Je vous demande très-humblement pardon de la prière que je vous ai faite[2] ; mais l’état où je suis m’y a forcé. Si je reste dans mes montagnes, nous serons obligés d’envoyer à dix lieues chercher des provisions, parce que la communication est interrompue avec Genève par des troupes ; nos fermiers se sont enfuis sans nous payer ; et, si je vais en Suisse et ailleurs, le secours que j’ai pris la liberté de vous demander ne me sera pas moins nécessaire.

Je suis bien de votre avis quand vous me marquez que Galien[3] n’est pas encore en état de faire l’histoire du Dauphiné ; mais je pense qu’il est très à propos de lui laisser amasser les matériaux qu’il trouve dans ma bibliothèque, et dans celles de plusieurs maisons de Genève, où on se fait un plaisir de l’aider dans ses recherches. Il travaille beaucoup, et même avec passion ; il cultive sa mémoire, qui est, comme tout le monde en conviendra, tout à fait étonnante ; et, s’il n’est pas un jour votre secrétaire, vous ne pourrez mieux faire que de le faire agréer à la Bibliothèque du roi, place très-conforme au genre d’étude vers lequel il se porte avec une espèce de fureur.

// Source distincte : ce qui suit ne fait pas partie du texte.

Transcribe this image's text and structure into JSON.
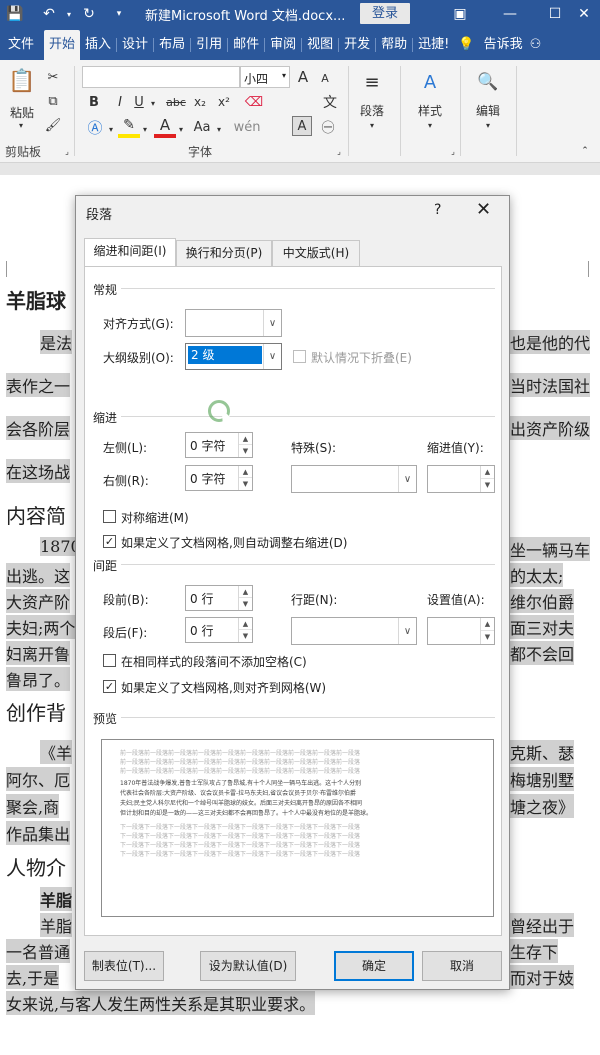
{
  "titlebar": {
    "doc_title": "新建Microsoft Word 文档.docx...",
    "login": "登录"
  },
  "tabs": [
    "文件",
    "开始",
    "插入",
    "设计",
    "布局",
    "引用",
    "邮件",
    "审阅",
    "视图",
    "开发",
    "帮助",
    "迅捷!",
    "告诉我"
  ],
  "ribbon": {
    "paste": "粘贴",
    "clipboard": "剪贴板",
    "font_size": "小四",
    "font_group": "字体",
    "paragraph": "段落",
    "styles": "样式",
    "editing": "编辑",
    "bold": "B",
    "italic": "I",
    "underline": "U",
    "strike": "abc",
    "sub": "x₂",
    "sup": "x²",
    "font_color": "A",
    "aa": "Aa",
    "grow": "A",
    "shrink": "A",
    "phonetic": "wén",
    "border_char": "A"
  },
  "document": {
    "lines": [
      "羊脂球",
      "是法",
      "也是他的代",
      "表作之一",
      "当时法国社",
      "会各阶层",
      "出资产阶级",
      "在这场战",
      "内容简",
      "1870",
      "坐一辆马车",
      "出逃。这",
      "的太太;",
      "大资产阶",
      "维尔伯爵",
      "夫妇;两个",
      "面三对夫",
      "妇离开鲁",
      "都不会回",
      "鲁昂了。",
      "创作背",
      "《羊",
      "克斯、瑟",
      "阿尔、厄",
      "梅塘别墅",
      "聚会,商",
      "塘之夜》",
      "作品集出",
      "人物介",
      "羊脂",
      "羊脂",
      "曾经出于",
      "一名普通",
      "生存下",
      "去,于是",
      "而对于妓",
      "女来说,与客人发生两性关系是其职业要求。"
    ]
  },
  "dialog": {
    "title": "段落",
    "help": "?",
    "tabs": [
      "缩进和间距(I)",
      "换行和分页(P)",
      "中文版式(H)"
    ],
    "general": "常规",
    "alignment_label": "对齐方式(G):",
    "alignment_value": "",
    "outline_label": "大纲级别(O):",
    "outline_value": "2 级",
    "collapse_label": "默认情况下折叠(E)",
    "indent": "缩进",
    "left_label": "左侧(L):",
    "left_value": "0 字符",
    "right_label": "右侧(R):",
    "right_value": "0 字符",
    "special_label": "特殊(S):",
    "indent_value_label": "缩进值(Y):",
    "mirror_label": "对称缩进(M)",
    "auto_right_label": "如果定义了文档网格,则自动调整右缩进(D)",
    "spacing": "间距",
    "before_label": "段前(B):",
    "before_value": "0 行",
    "after_label": "段后(F):",
    "after_value": "0 行",
    "line_spacing_label": "行距(N):",
    "set_value_label": "设置值(A):",
    "no_space_label": "在相同样式的段落间不添加空格(C)",
    "snap_grid_label": "如果定义了文档网格,则对齐到网格(W)",
    "preview": "预览",
    "preview_prev": "前一段落前一段落前一段落前一段落前一段落前一段落前一段落前一段落前一段落前一段落",
    "preview_text_1": "1870年普法战争爆发,普鲁士军队攻占了鲁昂城,有十个人同坐一辆马车出逃。这十个人分别",
    "preview_text_2": "代表社会各阶层:大资产阶级、议会议员卡雷-拉马东夫妇,省议会议员于贝尔·布雷维尔伯爵",
    "preview_text_3": "夫妇;民主党人科尔尼代和一个绰号叫羊脂球的妓女。后面三对夫妇离开鲁昂的原因各不相同",
    "preview_text_4": "但计划和目的却是一致的——这三对夫妇都不会再回鲁昂了。十个人中最没有地位的是羊脂球。",
    "preview_next": "下一段落下一段落下一段落下一段落下一段落下一段落下一段落下一段落下一段落下一段落",
    "tabs_button": "制表位(T)...",
    "default_button": "设为默认值(D)",
    "ok_button": "确定",
    "cancel_button": "取消"
  }
}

Quand même je ne serais pas à Ferney, il pourra toujours assembler ses matériaux dans ma bibliothèque et dans celles dont je vous ai parlé ; après quoi son style, que je ne trouve rien moins que mauvais, venant à se perfectionner au bout de quelque temps, on le confiera à quelque savant bénédictin du Dauphiné, pour en tirer les anecdotes les plus curieuses pour l’embellissement de l’histoire de cette province, pour laquelle il a un violent penchant, et sur laquelle il a déjà huit portefeuilles d’anecdotes et de recherches qu’il a faites depuis son arrivée, sans compter ce qu’il avait déjà recueilli dans l’endroit[4] où vous l’avez si judicieusement tenu pendant deux ans, temps qu’il a mis à profit, contre l’ordinaire. Enfin j’augure

  1. D’Argental. Voltaire explique encore ici les choses à sa manière. (G. A.)
  2. Voltaire, créancier de Richelieu, avait demandé deux cents louis à son débiteur ; voyez lettre 6660.
  3. Voyez lettre 6530.
  4. Ce doit être quelque maison de correction.